On May 4, 1966 – exactly four years before the infamous incident at Kent State University, when national guard members shot into a crowd of students protesting the Vietnam War, killing four students and injuring nine others – the University of Memphis saw its own altercation between anti-war protesters and pro-war students. Staff members of the anti-war newspaper Logos were confronted by students while distributing their publication and chased across campus by the crowd. 

This comparatively tame event, however, unraveled into a much more controversial story when reporters for the school newspaper — at that time called The Tiger Rag — came in the next day to write about the so-called “Logos Riot” and found that a special issue of their newspaper had already been published on the matter. The four-page issue contained a handful of articles decrying the breakdown of order on campus and attempting to link the Logos staff with several Communist organizations and activists. The only story with a byline, a play-by-play account of the Logos incident, was attributed to Kaye Pullen, a special assignment reporter at The Tiger Rag. 

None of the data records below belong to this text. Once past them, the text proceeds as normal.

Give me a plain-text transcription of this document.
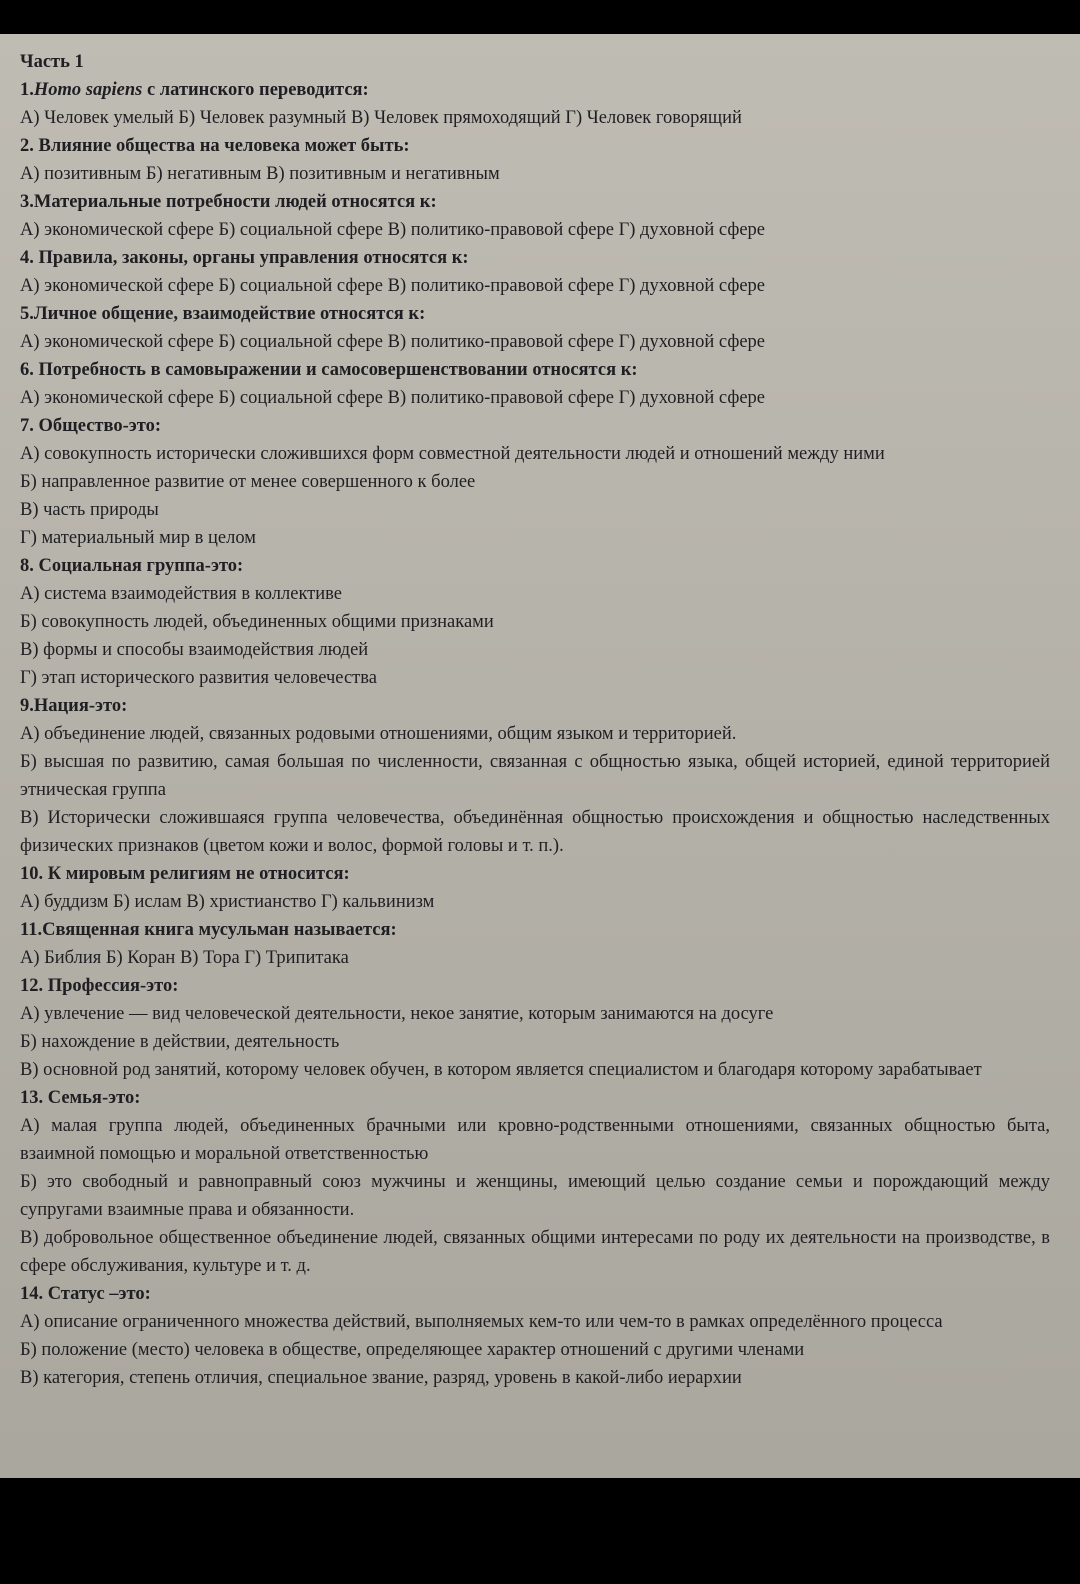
Часть 1
1.Homo sapiens с латинского переводится:
А) Человек умелый Б) Человек разумный В) Человек прямоходящий Г) Человек говорящий
2. Влияние общества на человека может быть:
А) позитивным Б) негативным В) позитивным и негативным
3.Материальные потребности людей относятся к:
А) экономической сфере Б) социальной сфере В) политико-правовой сфере Г) духовной сфере
4. Правила, законы, органы управления относятся к:
А) экономической сфере Б) социальной сфере В) политико-правовой сфере Г) духовной сфере
5.Личное общение, взаимодействие относятся к:
А) экономической сфере Б) социальной сфере В) политико-правовой сфере Г) духовной сфере
6. Потребность в самовыражении и самосовершенствовании относятся к:
А) экономической сфере Б) социальной сфере В) политико-правовой сфере Г) духовной сфере
7. Общество-это:
А) совокупность исторически сложившихся форм совместной деятельности людей и отношений между ними
Б) направленное развитие от менее совершенного к более
В) часть природы
Г) материальный мир в целом
8. Социальная группа-это:
А) система взаимодействия в коллективе
Б) совокупность людей, объединенных общими признаками
В) формы и способы взаимодействия людей
Г) этап исторического развития человечества
9.Нация-это:
А) объединение людей, связанных родовыми отношениями, общим языком и территорией.
Б) высшая по развитию, самая большая по численности, связанная с общностью языка, общей историей, единой территорией этническая группа
В) Исторически сложившаяся группа человечества, объединённая общностью происхождения и общностью наследственных физических признаков (цветом кожи и волос, формой головы и т. п.).
10. К мировым религиям не относится:
А) буддизм Б) ислам В) христианство Г) кальвинизм
11.Священная книга мусульман называется:
А) Библия Б) Коран В) Тора Г) Трипитака
12. Профессия-это:
А) увлечение — вид человеческой деятельности, некое занятие, которым занимаются на досуге
Б) нахождение в действии, деятельность
В) основной род занятий, которому человек обучен, в котором является специалистом и благодаря которому зарабатывает
13. Семья-это:
А) малая группа людей, объединенных брачными или кровно-родственными отношениями, связанных общностью быта, взаимной помощью и моральной ответственностью
Б) это свободный и равноправный союз мужчины и женщины, имеющий целью создание семьи и порождающий между супругами взаимные права и обязанности.
В) добровольное общественное объединение людей, связанных общими интересами по роду их деятельности на производстве, в сфере обслуживания, культуре и т. д.
14. Статус –это:
А) описание ограниченного множества действий, выполняемых кем-то или чем-то в рамках определённого процесса
Б) положение (место) человека в обществе, определяющее характер отношений с другими членами
В) категория, степень отличия, специальное звание, разряд, уровень в какой-либо иерархии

“I remember that the writing didn’t seem like the kind of thing they typically would write,” said Jim Willis, an alum of UofM – at that time Memphis State University — who served on the paper’s staff from 1964 to 1968. 

Among the stories included were a criticism of the Free Speech Movement, a rebuke of “mob rule” at MSU, four articles investigating the Logos staff and their alleged links to groups with 

“Communist sympathies” and a letter from the MSU Young Conservatives Club president to the editor, answered by former editor Michael Stewart. 

Other than the front-page story by Pullen and letter to the editor, all stories were published without attribution, and the administration never revealed who wrote the articles or why. 

“Everybody was tight-lipped, and nobody would talk about it,” said Willis. “At the time I didn’t like that, but I wasn’t in a position to do anything about it.” 

One speculation is that Dr. Cecil C. Humphreys, the president of the university at the time, bowed to pressure from the FBI to contain the incident and discourage students from sympathizing with the student activists. Willis said Humphreys, a former FBI agent himself, was usually very open and forthcoming with the newspaper staff — with the exception of the Logos incident — and the administration and paper rarely clashed on issues. 

J. Edgar Hoover, the FBI director throughout the Civil Rights movement and most of the Vietnam War, is reported to have meddled with activist groups throughout the 60s. He had agents infiltrate such groups and famously surveilled known leaders of the Civil Rights and anti-war movements, including Dr. Martin Luther King, Jr. There is also evidence that he monitored many student organizations and protests, as Willis witnessed firsthand. 

“I know that the FBI took an interest in that Logos fracas on the campus,” he said. 

Shortly after the Logos incident, Willis encountered a photographer friend in the campus photo services department printing out hundreds of pictures from the day of the Logos episode to be sent to the FBI. However, he never found out why the FBI wanted the photos or what they did with them. 

After graduating from MSU, Willis went on to have a long career in the newspaper business, working for the Memphis Press-Scimitar and the Commercial Appeal, and ultimately serving as editor and president of The Birmingham (Alabama) Post-Herald. When thinking back on his time at the Tiger Rag, Willis said that, although the administration was “impossibly difficult to deal with,” the paper never had any real conflicts with the administration, and that none came close to some of the issues the Daily Helmsman has faced in recent years. 

The issues Willis mentioned focused on the 2012 clash between UofM administrators and Chelsea Boozer, the Helmsman’s managing editor at the time, over cuts made to the paper’s budget in response to certain investigative reporting. The incident gained the interest of national student press rights groups and led to a reevaluation of the relationship between the student paper and the school. 

However different the situations were between Boozer’s battle and Willis’ speculation about his Tiger Rag tenure, his stance on student press remains the same. 

“A student newspaper should be independent of the university,” Willis said.